SAN FRANCISCO (Combined Sources)—A federal appeals court Thursday rejected a California law that allowed heirs to Genocide victims to seek payment on life insurance policies of victims’ relatives.
The 9th U.S. Circuit Court of Appeals said the law amounted to unconstitutional meddling in US foreign policy.
It based its 2-1 ruling on a 2003 U.S. Supreme Court decision that struck down another California law designed to help Holocaust survivors collect on Nazi-era insurance policies.
“The decision by the U.S. Court of Appeals is an affront to the Armenian American community and, if allowed to stand, sets a dangerous precedent by rewarding the Turkish Government’s efforts on the federal level to deny and cover-up the Armenian Genocide,” said Armenian National Committee-Western Region board chairman Vicken Sonentz-Papazian.
“The message this decision sends is that if you can threaten, cajole and stonewall the U.S. government into inaction on a ‘foreign policy’ issue, you can eliminate a valid and righteous claim of an American citizen in a U.S. court of law,” added Papazian.
The Los Angeles Times reported Friday that Judge Harry Pregerson dissented from the majority opinion by Judges David R. Thompson and Dorothy W. Nelson. Pregerson wrote that the District Court had correctly judged the California statute as “within the state’s traditional area of competence” in regulating the insurance industry, according to the LA Times.
Lawyer Brian Kabateck, who represents Armenian-American heirs, plans to appeal.
“The ruling is wrong. It’s a disaster,” Kabateck told the Associated Press. “The one million Armenians that live in California today have been told by the court that even the use of the word ‘genocide’ by a government is illegal.”
Vartkes Yeghiayan, the lawyer for lead plaintiff Father Vazken Movsesian of St. Peter Armenian Church, described the ruling as “devastating,” reported the Los Angeles Times.
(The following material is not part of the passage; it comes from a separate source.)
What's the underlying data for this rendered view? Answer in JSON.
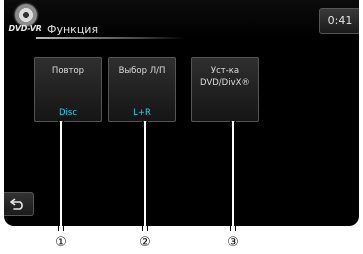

The California Legislature passed the law giving heirs of Armenians who died or fled to avoid persecution until the end of next year to file claims for old bank accounts and life insurance policies. European banks and insurers are said to have retained assets valued in 1915 at about $15 million, a sum worth substantially more at today’s value.
Class-action lawsuits brought by Armenian descendants in California and other states led to a $20 million settlement with New York Life Insurance Co. in 2005 and a $17 million settlement the same year with French life insurer AXA.
William Werfelman, a spokesman for New York Life, said the company had no intention of trying to get back any of the money it paid out under the 2005 settlement, the Associated Press reported.
“By acting honorably, and in keeping with our company values of humanity and integrity, New York Life made many friends in the Armenian community and we cherish these friends,” Werfelman told the Associated Press.
Thursday’s ruling reversed a lower court judge who refused to dismiss another class-action suit against the German life insurance companies.
U.S. Rep. Adam Schiff, D-Pasadena, who as a state assemblyman co-wrote the law that was overturned by the 9th Circuit, was perplexed by the court’s reasoning, according to the Associated Press.
“You have a group of people that has a government that hasn’t had the will to recognize the genocide and as a result of that failing, are being told they don’t have valid insurance claims,” he told the AP.